LA GOCCIA E IL PETTIROSSO
Tratto da “Le favole”
di Giuliano Cappuzzo
Editizioni ETS
Un pettirosso che si era posato su un ramo di un ciliegio, osservava con attenzione una goccia che scivolava lungo il dorso di una foglia e stava per cadere in un rivolo d’acqua.
“Mi dispiace per te”, disse sconsolato l’uccello, “tra poco non ci sarai più! Peccato che tu non possa vedere i colori dei fiori, la bianca luna che si specchia sul lago e udire il suono dolce dei nostri canti”.
La goccia infastidita gli rispose:
“Non mi preoccuperò più di tanto. Per mia fortuna il rigagnolo mi porterà da un luogo ad un altro, forse nell’acqua di un fiume importante, che scorrerà nelle foreste e nelle città. Avrò molto tempo per ammirare le meraviglie del mondo e la mia vita sarà più interessante e ricca della tua, poiché avrai troppi pensieri tra un ramo e l’altro e poco tempo per lasciare una traccia della tua frivola esistenza”.
“Quanta immaginazione” disse l’uccello, “ammettiamo che il sole ti asciughi fra qualche istante, svanirai comunque nel nulla prima di me”.
“Non è vero” rispose la goccia, sarò trasformata in vapore acqueo, diverrò nuvola e poi pioggia.
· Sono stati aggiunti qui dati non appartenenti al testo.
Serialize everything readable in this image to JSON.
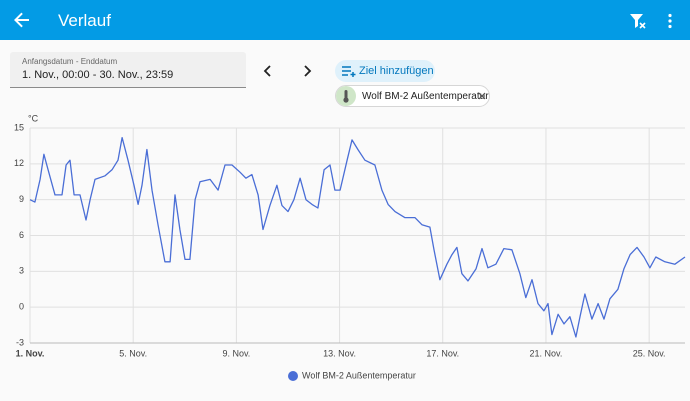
{
  "header": {
    "title": "Verlauf"
  },
  "date_range": {
    "label": "Anfangsdatum - Enddatum",
    "value": "1. Nov., 00:00 - 30. Nov., 23:59"
  },
  "add_target": "Ziel hinzufügen",
  "target_chip": "Wolf BM-2 Außentemperatur",
  "chart_data": {
    "type": "line",
    "y_unit": "°C",
    "x": [
      1.0,
      1.19,
      1.39,
      1.54,
      1.7,
      1.97,
      2.24,
      2.4,
      2.55,
      2.71,
      2.94,
      3.17,
      3.33,
      3.52,
      3.91,
      4.18,
      4.41,
      4.57,
      4.8,
      5.03,
      5.19,
      5.34,
      5.53,
      5.73,
      5.96,
      6.23,
      6.43,
      6.62,
      6.81,
      7.01,
      7.2,
      7.4,
      7.59,
      7.98,
      8.29,
      8.56,
      8.83,
      9.14,
      9.37,
      9.6,
      9.84,
      10.03,
      10.3,
      10.57,
      10.77,
      11.0,
      11.23,
      11.47,
      11.7,
      11.93,
      12.16,
      12.4,
      12.63,
      12.82,
      13.02,
      13.29,
      13.48,
      13.71,
      13.98,
      14.37,
      14.64,
      14.88,
      15.15,
      15.53,
      15.92,
      16.19,
      16.5,
      16.66,
      16.89,
      17.16,
      17.36,
      17.55,
      17.74,
      17.98,
      18.29,
      18.52,
      18.75,
      19.06,
      19.37,
      19.68,
      19.99,
      20.22,
      20.46,
      20.69,
      20.92,
      21.08,
      21.23,
      21.47,
      21.7,
      21.93,
      22.16,
      22.32,
      22.51,
      22.78,
      23.02,
      23.25,
      23.48,
      23.79,
      24.02,
      24.26,
      24.53,
      24.8,
      25.03,
      25.26,
      25.61,
      26.0,
      26.39
    ],
    "series": [
      {
        "name": "Wolf BM-2 Außentemperatur",
        "color": "#4a6ed6",
        "values": [
          9,
          8.8,
          10.7,
          12.8,
          11.5,
          9.4,
          9.4,
          11.9,
          12.3,
          9.4,
          9.4,
          7.3,
          9,
          10.7,
          11,
          11.5,
          12.3,
          14.2,
          12.3,
          10.2,
          8.6,
          10.2,
          13.2,
          9.8,
          6.9,
          3.8,
          3.8,
          9.4,
          6.5,
          4,
          4,
          9,
          10.5,
          10.7,
          9.8,
          11.9,
          11.9,
          11.3,
          10.8,
          11.1,
          9.4,
          6.5,
          8.5,
          10.2,
          8.5,
          8,
          9,
          10.8,
          9,
          8.6,
          8.3,
          11.5,
          11.9,
          9.8,
          9.8,
          12.3,
          14,
          13.2,
          12.3,
          11.9,
          9.8,
          8.6,
          8,
          7.5,
          7.5,
          6.9,
          6.7,
          4.8,
          2.3,
          3.6,
          4.4,
          5,
          2.8,
          2.2,
          3.2,
          4.9,
          3.3,
          3.6,
          4.9,
          4.8,
          2.8,
          0.8,
          2.3,
          0.3,
          -0.3,
          0.3,
          -2.3,
          -0.6,
          -1.4,
          -0.8,
          -2.5,
          -0.8,
          1.1,
          -1,
          0.3,
          -1,
          0.7,
          1.5,
          3.2,
          4.4,
          5,
          4.2,
          3.3,
          4.2,
          3.8,
          3.6,
          4.2
        ]
      }
    ],
    "xlim": [
      1,
      26.39
    ],
    "xticks": [
      {
        "value": 1,
        "label": "1. Nov."
      },
      {
        "value": 5,
        "label": "5. Nov."
      },
      {
        "value": 9,
        "label": "9. Nov."
      },
      {
        "value": 13,
        "label": "13. Nov."
      },
      {
        "value": 17,
        "label": "17. Nov."
      },
      {
        "value": 21,
        "label": "21. Nov."
      },
      {
        "value": 25,
        "label": "25. Nov."
      }
    ],
    "ylim": [
      -3,
      15
    ],
    "yticks": [
      -3,
      0,
      3,
      6,
      9,
      12,
      15
    ],
    "grid": true
  }
}
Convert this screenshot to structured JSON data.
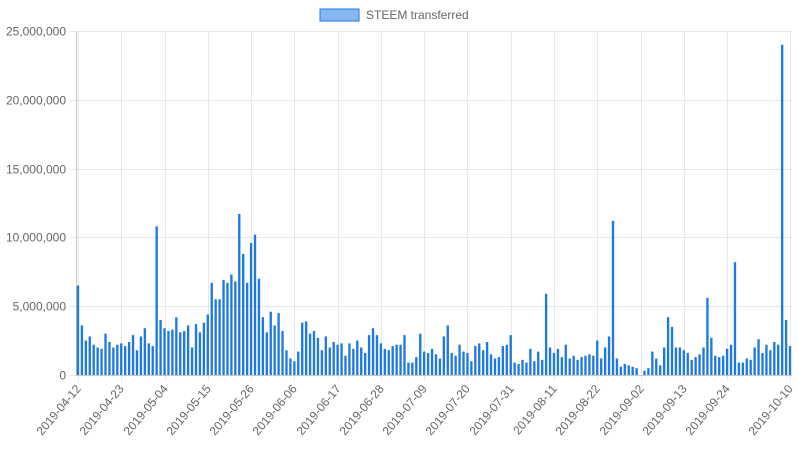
{
  "chart_data": {
    "type": "bar",
    "title": "",
    "xlabel": "",
    "ylabel": "",
    "ylim": [
      0,
      25000000
    ],
    "y_ticks": [
      0,
      5000000,
      10000000,
      15000000,
      20000000,
      25000000
    ],
    "y_tick_labels": [
      "0",
      "5,000,000",
      "10,000,000",
      "15,000,000",
      "20,000,000",
      "25,000,000"
    ],
    "x_range": [
      "2019-04-12",
      "2019-10-10"
    ],
    "x_tick_labels": [
      "2019-04-12",
      "2019-04-23",
      "2019-05-04",
      "2019-05-15",
      "2019-05-26",
      "2019-06-06",
      "2019-06-17",
      "2019-06-28",
      "2019-07-09",
      "2019-07-20",
      "2019-07-31",
      "2019-08-11",
      "2019-08-22",
      "2019-09-02",
      "2019-09-13",
      "2019-09-24",
      "2019-10-10"
    ],
    "grid": true,
    "legend_position": "top-center",
    "colors": {
      "bar": "#1f7ae0",
      "legend_fill": "#85b8f2",
      "legend_stroke": "#1f7ae0",
      "grid": "#e6e6e6",
      "axis": "#c8c8c8",
      "text": "#666666"
    },
    "series": [
      {
        "name": "STEEM transferred",
        "values": [
          6500000,
          3600000,
          2500000,
          2800000,
          2200000,
          2000000,
          1900000,
          3000000,
          2400000,
          2000000,
          2200000,
          2300000,
          2100000,
          2400000,
          2900000,
          1800000,
          2800000,
          3400000,
          2300000,
          2100000,
          10800000,
          4000000,
          3400000,
          3200000,
          3300000,
          4200000,
          3100000,
          3200000,
          3600000,
          2000000,
          3700000,
          3100000,
          3800000,
          4400000,
          6700000,
          5500000,
          5500000,
          6900000,
          6700000,
          7300000,
          6800000,
          11700000,
          8800000,
          6700000,
          9600000,
          10200000,
          7000000,
          4200000,
          3100000,
          4600000,
          3600000,
          4500000,
          3200000,
          1800000,
          1200000,
          1000000,
          1700000,
          3800000,
          3900000,
          3000000,
          3200000,
          2700000,
          1800000,
          2800000,
          2000000,
          2400000,
          2200000,
          2300000,
          1400000,
          2300000,
          1900000,
          2500000,
          2000000,
          1600000,
          2900000,
          3400000,
          2900000,
          2300000,
          1900000,
          1800000,
          2100000,
          2200000,
          2200000,
          2900000,
          900000,
          900000,
          1300000,
          3000000,
          1700000,
          1600000,
          1900000,
          1500000,
          1200000,
          2800000,
          3600000,
          1600000,
          1400000,
          2200000,
          1700000,
          1600000,
          1000000,
          2100000,
          2300000,
          1800000,
          2400000,
          1500000,
          1200000,
          1300000,
          2100000,
          2200000,
          2900000,
          900000,
          800000,
          1100000,
          900000,
          1900000,
          1000000,
          1700000,
          1100000,
          5900000,
          2000000,
          1600000,
          1900000,
          1300000,
          2200000,
          1200000,
          1400000,
          1100000,
          1300000,
          1400000,
          1500000,
          1400000,
          2500000,
          1200000,
          2000000,
          2800000,
          11200000,
          1200000,
          600000,
          800000,
          700000,
          600000,
          500000,
          0,
          300000,
          500000,
          1700000,
          1200000,
          700000,
          2000000,
          4200000,
          3500000,
          2000000,
          2000000,
          1800000,
          1600000,
          1100000,
          1300000,
          1500000,
          2000000,
          5600000,
          2700000,
          1400000,
          1300000,
          1400000,
          1900000,
          2200000,
          8200000,
          900000,
          900000,
          1200000,
          1100000,
          2000000,
          2600000,
          1600000,
          2200000,
          1800000,
          2400000,
          2200000,
          24000000,
          4000000,
          2100000
        ]
      }
    ]
  }
}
Trasporterò nuovi semi e pianificherò la vegetazione con nuove geometrie, assisterò al miracolo che si rinnova ogni volta la Natura richieda il mio contributo. Vivrò come sempre tra i profumi del bosco e ammirerò i colori delle tue piume, a patto che tu esista ancora!”
Il pettirosso, irritato dall’arroganza e presunzione che balzavano fuori da una goccia d’acqua, che era un nonnulla, allungò il becco e la bevve.
Due grilli che avevano ascoltato la loro conversazione, scuotendo il capo mostrarono il loro disappunto e si domandarono perché un principio di per sé evidente e così scontato quale il “Sii felice della felicità altrui” non fosse stato ancora inserito nel lessico del Creato.